Here at Burch Family Wines, we have eagerly commenced the most fantastic time of year – harvest season! For all intents and purposes, this is when the fun really begins for Australia’s winemakers, as it heralds the start of a new winemaking season. Although it varies from year to year, in Australia harvest season usually begins around February and ends in April. During this time, the winery is abuzz with vintage workers picking the best fruit that will eventually be made into our much-loved bottles of wine.
So what exactly happens in the lead up to and during harvest season, and just how integral is it to the production of our wine?
There are many small, unsung, but vitally important tasks that take place in January and February every year in both our vineyards and our winery to ensure everything is prepared adequately for a successful grape harvest and vintage. While the vagaries of weather and the sheer number of processes and variables involved in picking grapes and making wine guarantee that there will be some unexpected wrinkles and challenges along the way, savvy planning and prior preparation can prevent many a late night headache or lost production hour, and that’s something our dedicated winemaking team are keen to avoid at all costs.
Preparation for vintage is an ongoing task throughout the year, however it’s when the Christmas break winds up and the calendar turns to January that particular important activities come into focus and the general level of activity around the winery really cranks up.
In the vineyard
As the summer spraying program finishes up, another potential threat to the developing grapes requires attention. The native Silvereye, a small but determined bird, likes nothing more than to feast on ripening grapes, generally pecking a hole in a berry to extract a drop of juice as the fruit begins to swell with sugar. The laborious application of nets to the vines is the only way to prevent this – luckily the Silvereye generally lacks the courage to intrude too far into the vineyard so the priority is to protect the vines that are closest to the tree lines and windbreaks.

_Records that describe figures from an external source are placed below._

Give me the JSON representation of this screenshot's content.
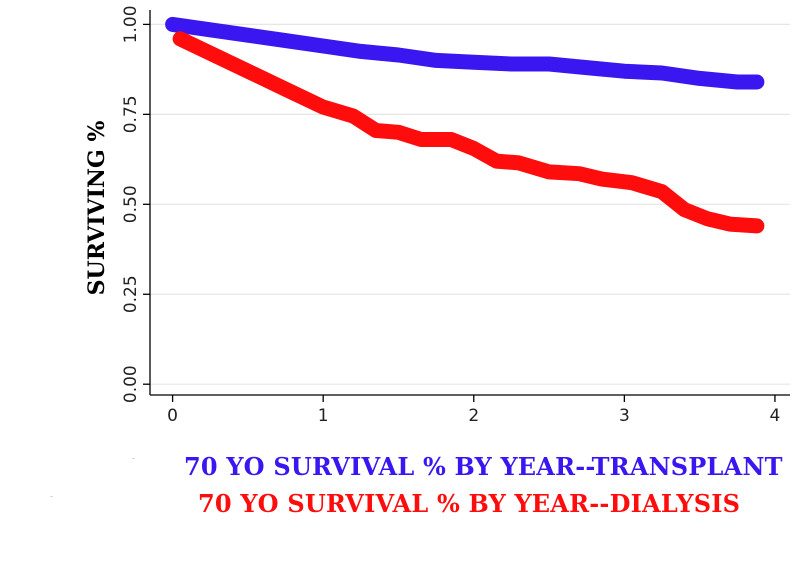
{
  "chart_data": {
    "type": "line",
    "title": "",
    "xlabel": "",
    "ylabel": "SURVIVING %",
    "xlim": [
      -0.15,
      4.1
    ],
    "ylim": [
      -0.03,
      1.04
    ],
    "xticks": [
      0,
      1,
      2,
      3,
      4
    ],
    "xtick_labels": [
      "0",
      "1",
      "2",
      "3",
      "4"
    ],
    "yticks": [
      0,
      0.25,
      0.5,
      0.75,
      1
    ],
    "ytick_labels": [
      "0.00",
      "0.25",
      "0.50",
      "0.75",
      "1.00"
    ],
    "grid": true,
    "legend": "bottom",
    "series": [
      {
        "name": "70 YO SURVIVAL % BY YEAR--TRANSPLANT",
        "color": "#3a17f0",
        "x": [
          0,
          0.25,
          0.5,
          0.75,
          1.0,
          1.25,
          1.5,
          1.75,
          2.0,
          2.25,
          2.5,
          2.75,
          3.0,
          3.25,
          3.5,
          3.75,
          3.88
        ],
        "y": [
          1.0,
          0.985,
          0.97,
          0.955,
          0.94,
          0.925,
          0.915,
          0.9,
          0.895,
          0.89,
          0.89,
          0.88,
          0.87,
          0.865,
          0.85,
          0.84,
          0.84
        ]
      },
      {
        "name": "70 YO SURVIVAL % BY YEAR--DIALYSIS",
        "color": "#ff0d0d",
        "x": [
          0.05,
          0.25,
          0.5,
          0.75,
          1.0,
          1.2,
          1.35,
          1.5,
          1.65,
          1.85,
          2.0,
          2.15,
          2.3,
          2.5,
          2.7,
          2.85,
          3.05,
          3.25,
          3.4,
          3.55,
          3.7,
          3.88
        ],
        "y": [
          0.96,
          0.92,
          0.87,
          0.82,
          0.77,
          0.745,
          0.705,
          0.7,
          0.68,
          0.68,
          0.655,
          0.62,
          0.615,
          0.59,
          0.585,
          0.57,
          0.56,
          0.535,
          0.485,
          0.46,
          0.445,
          0.44
        ]
      }
    ]
  }
}
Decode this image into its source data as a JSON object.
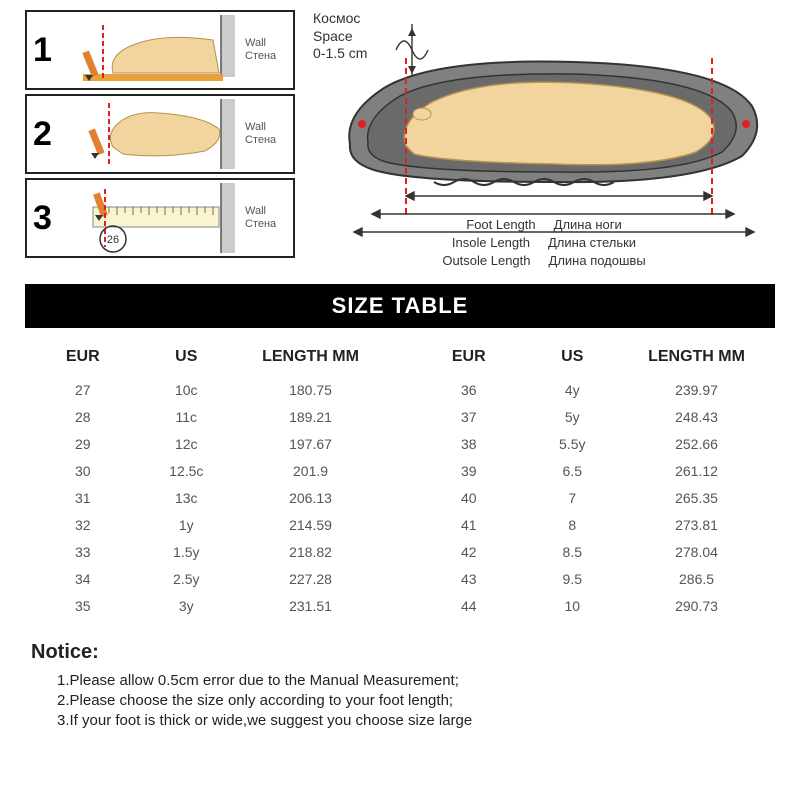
{
  "colors": {
    "black": "#000000",
    "gray_text": "#555555",
    "skin": "#f2d59e",
    "sole_gray": "#808080",
    "sole_dark": "#606060",
    "pencil_orange": "#e08030",
    "ruler_cream": "#faf4d0",
    "red": "#e02020",
    "wall_hatch": "#cccccc"
  },
  "steps": [
    {
      "num": "1",
      "wall_en": "Wall",
      "wall_ru": "Стена"
    },
    {
      "num": "2",
      "wall_en": "Wall",
      "wall_ru": "Стена"
    },
    {
      "num": "3",
      "wall_en": "Wall",
      "wall_ru": "Стена",
      "ruler_value": "26"
    }
  ],
  "diagram": {
    "space_ru": "Космос",
    "space_en": "Space",
    "space_range": "0-1.5 cm",
    "foot_en": "Foot Length",
    "foot_ru": "Длина ноги",
    "insole_en": "Insole Length",
    "insole_ru": "Длина стельки",
    "outsole_en": "Outsole Length",
    "outsole_ru": "Длина подошвы"
  },
  "table": {
    "title": "SIZE TABLE",
    "headers": {
      "eur": "EUR",
      "us": "US",
      "len": "LENGTH MM"
    },
    "left": [
      {
        "eur": "27",
        "us": "10c",
        "len": "180.75"
      },
      {
        "eur": "28",
        "us": "11c",
        "len": "189.21"
      },
      {
        "eur": "29",
        "us": "12c",
        "len": "197.67"
      },
      {
        "eur": "30",
        "us": "12.5c",
        "len": "201.9"
      },
      {
        "eur": "31",
        "us": "13c",
        "len": "206.13"
      },
      {
        "eur": "32",
        "us": "1y",
        "len": "214.59"
      },
      {
        "eur": "33",
        "us": "1.5y",
        "len": "218.82"
      },
      {
        "eur": "34",
        "us": "2.5y",
        "len": "227.28"
      },
      {
        "eur": "35",
        "us": "3y",
        "len": "231.51"
      }
    ],
    "right": [
      {
        "eur": "36",
        "us": "4y",
        "len": "239.97"
      },
      {
        "eur": "37",
        "us": "5y",
        "len": "248.43"
      },
      {
        "eur": "38",
        "us": "5.5y",
        "len": "252.66"
      },
      {
        "eur": "39",
        "us": "6.5",
        "len": "261.12"
      },
      {
        "eur": "40",
        "us": "7",
        "len": "265.35"
      },
      {
        "eur": "41",
        "us": "8",
        "len": "273.81"
      },
      {
        "eur": "42",
        "us": "8.5",
        "len": "278.04"
      },
      {
        "eur": "43",
        "us": "9.5",
        "len": "286.5"
      },
      {
        "eur": "44",
        "us": "10",
        "len": "290.73"
      }
    ]
  },
  "notice": {
    "title": "Notice:",
    "lines": [
      "1.Please allow 0.5cm error due to the Manual Measurement;",
      "2.Please choose the size only according to your foot length;",
      "3.If your foot is thick or wide,we suggest  you  choose size large"
    ]
  }
}
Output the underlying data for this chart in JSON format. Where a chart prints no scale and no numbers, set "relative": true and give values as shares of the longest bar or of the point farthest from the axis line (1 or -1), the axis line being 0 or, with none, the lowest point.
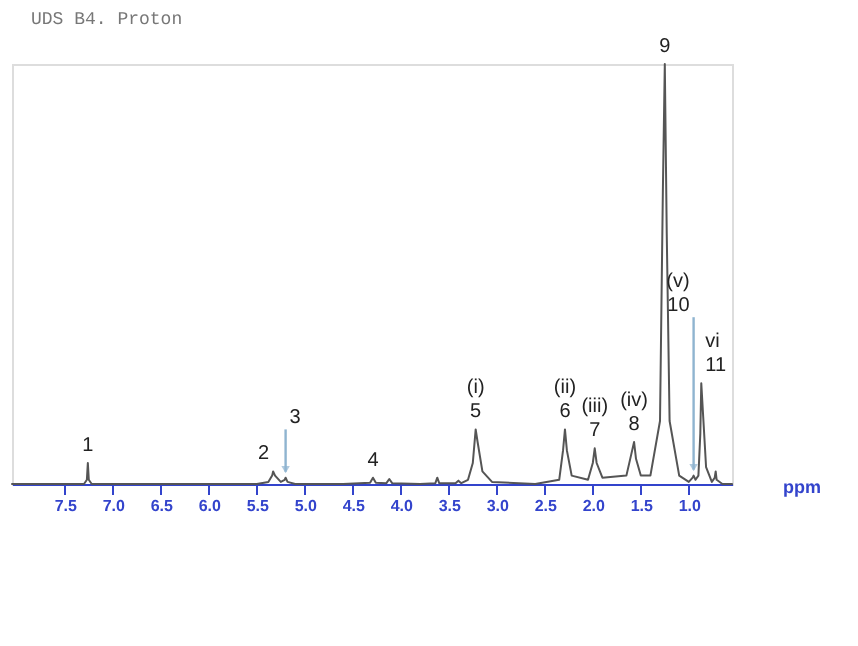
{
  "chart_data": {
    "type": "line",
    "title": "UDS B4. Proton",
    "xlabel": "ppm",
    "relative": true,
    "xlim": [
      8.05,
      0.55
    ],
    "xticks": [
      7.5,
      {
        "value": 7,
        "label": "7.0"
      },
      6.5,
      {
        "value": 6,
        "label": "6.0"
      },
      5.5,
      {
        "value": 5,
        "label": "5.0"
      },
      4.5,
      {
        "value": 4,
        "label": "4.0"
      },
      3.5,
      {
        "value": 3,
        "label": "3.0"
      },
      2.5,
      {
        "value": 2,
        "label": "2.0"
      },
      1.5,
      {
        "value": 1,
        "label": "1.0"
      }
    ],
    "grid": false,
    "marker": "none",
    "line_style": "solid",
    "series": [
      {
        "color": "#555555",
        "x": [
          8.05,
          7.5,
          7.3,
          7.27,
          7.26,
          7.25,
          7.22,
          6.5,
          6.0,
          5.5,
          5.38,
          5.34,
          5.33,
          5.31,
          5.25,
          5.21,
          5.2,
          5.18,
          5.1,
          4.6,
          4.32,
          4.29,
          4.26,
          4.15,
          4.12,
          4.09,
          3.8,
          3.64,
          3.62,
          3.6,
          3.43,
          3.4,
          3.37,
          3.3,
          3.25,
          3.22,
          3.2,
          3.15,
          3.05,
          2.6,
          2.35,
          2.31,
          2.29,
          2.27,
          2.22,
          2.05,
          2.0,
          1.98,
          1.96,
          1.9,
          1.65,
          1.6,
          1.57,
          1.55,
          1.5,
          1.4,
          1.3,
          1.27,
          1.25,
          1.23,
          1.2,
          1.1,
          1.0,
          0.96,
          0.95,
          0.93,
          0.9,
          0.88,
          0.87,
          0.85,
          0.82,
          0.76,
          0.73,
          0.72,
          0.71,
          0.65,
          0.55
        ],
        "values": [
          0,
          0,
          0,
          0.01,
          0.05,
          0.01,
          0,
          0,
          0,
          0,
          0.005,
          0.02,
          0.03,
          0.02,
          0.005,
          0.01,
          0.015,
          0.005,
          0,
          0,
          0.003,
          0.015,
          0.003,
          0.002,
          0.012,
          0.002,
          0,
          0.002,
          0.015,
          0.002,
          0.002,
          0.008,
          0.002,
          0.01,
          0.05,
          0.13,
          0.1,
          0.03,
          0.005,
          0,
          0.01,
          0.08,
          0.13,
          0.08,
          0.02,
          0.01,
          0.05,
          0.085,
          0.05,
          0.015,
          0.02,
          0.07,
          0.1,
          0.06,
          0.02,
          0.02,
          0.15,
          0.7,
          1.0,
          0.6,
          0.15,
          0.02,
          0.005,
          0.015,
          0.02,
          0.01,
          0.02,
          0.12,
          0.24,
          0.16,
          0.04,
          0.005,
          0.015,
          0.03,
          0.01,
          0,
          0
        ]
      }
    ],
    "annotations": [
      {
        "text": "1",
        "x": 7.26,
        "y": 0.05
      },
      {
        "text": "2",
        "x": 5.33,
        "y": 0.03
      },
      {
        "text": "3",
        "x": 5.2,
        "y": 0.015
      },
      {
        "text": "4",
        "x": 4.29,
        "y": 0.015
      },
      {
        "text": "(i)",
        "x": 3.22,
        "y": 0.13
      },
      {
        "text": "5",
        "x": 3.22,
        "y": 0.13
      },
      {
        "text": "(ii)",
        "x": 2.29,
        "y": 0.13
      },
      {
        "text": "6",
        "x": 2.29,
        "y": 0.13
      },
      {
        "text": "(iii)",
        "x": 1.98,
        "y": 0.085
      },
      {
        "text": "7",
        "x": 1.98,
        "y": 0.085
      },
      {
        "text": "(iv)",
        "x": 1.57,
        "y": 0.1
      },
      {
        "text": "8",
        "x": 1.57,
        "y": 0.1
      },
      {
        "text": "9",
        "x": 1.25,
        "y": 1.0
      },
      {
        "text": "(v)",
        "x": 0.95,
        "y": 0.02
      },
      {
        "text": "10",
        "x": 0.95,
        "y": 0.02
      },
      {
        "text": "vi",
        "x": 0.87,
        "y": 0.24
      },
      {
        "text": "11",
        "x": 0.87,
        "y": 0.24
      }
    ]
  }
}
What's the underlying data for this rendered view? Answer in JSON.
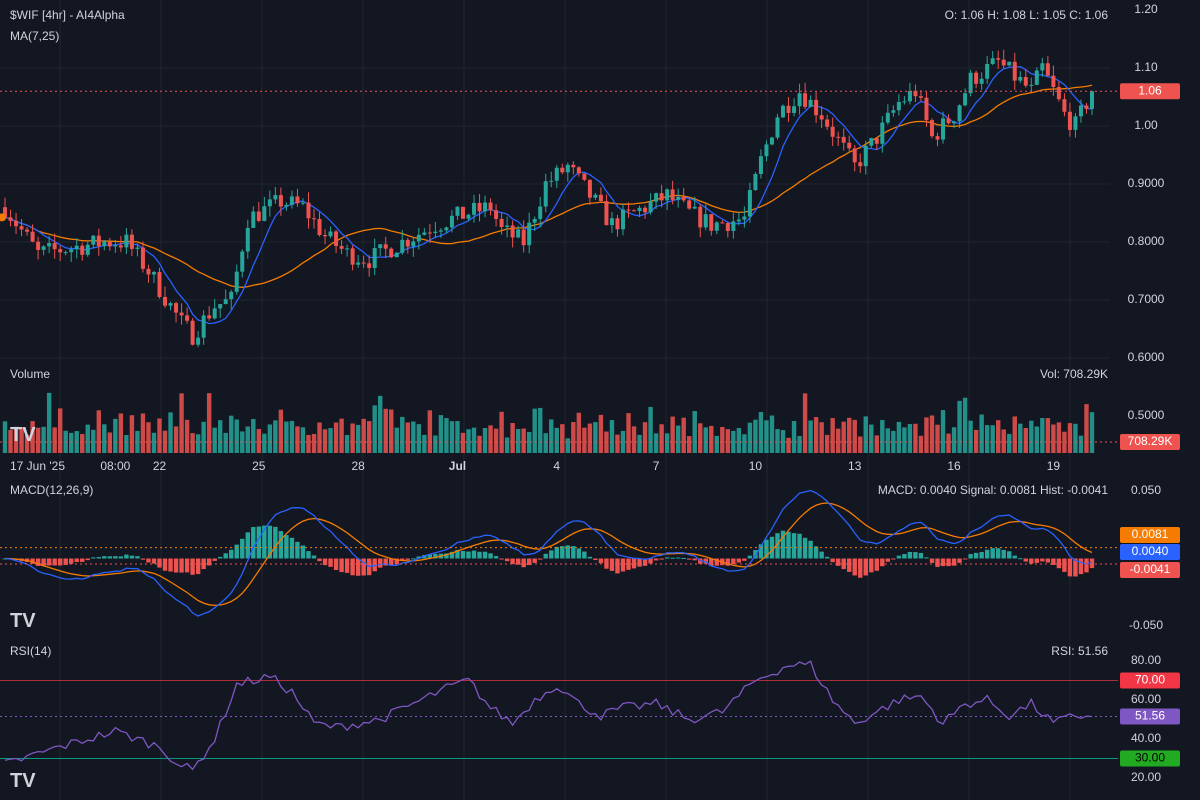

Occasionally perfectly timed flowering of native trees gives our team a lucky break. The only thing the bird enjoys more than our precious grapes is the blossom from the native Marri or Red Gum tree, so when the right conditions allow these trees to reach full flower at the same time as peak ripening, mother nature gives us a helping hand and “bird pressure” is substantially reduced.
Tracking our ripening grapes
Sampling the ripening grapes becomes a constant activity as the proposed picking dates draw closer. Our winemakers need to analyse the sugars and acids that are accumulating inside the maturing berries and the results obtained give an indication of “physiological ripeness”. This is the point at which these two crucial constituent compounds are present in appropriate quantities to ensure a proper fermentation of the juice into wine can occur.
Bunches for sampling need to be obtained from different points along the vine rows as ripening occurs unevenly throughout the vineyard. Our lab technicians use small scale equipment to crush and press the juice out of sample bunches for testing, and when sugars and acids reach indicative levels our senior winemakers will start walking the rows themselves to taste the grapes, looking for familiar flavour characteristics.
The chemistry can only take you so far when determining a picking date; “flavour ripeness” is just as crucial to determining the most beneficial time to bring the fruit into the winery for processing, and the size and development of the seeds and skins is equally crucial to preventing unwanted flavours developing during and after the ferment. The ultimate decision of when to pick will always be a combination of science, experience and intuition, and that’s a combination our winemakers pride themselves on getting right.
Preparing for the harvest
While all this is happening our staff are hard at work on a range of other vineyard tasks which are undertaken to ensure an efficient and safe harvest can proceed. The safety of our hand-pickers and vineyard machinery, such as mechanical grape harvesters, are of particular concern as much of the picking occurs at night or very early in the morning, making visibility a concern. Removing summer grass from the mid-rows helps to clear out any snakes that might be lurking and smoothing out the vineyard areas helps to remove (as much as possible) potential hazards for feet and vehicle tyres. Posts and wires are also checked thoroughly and any breakages fixed.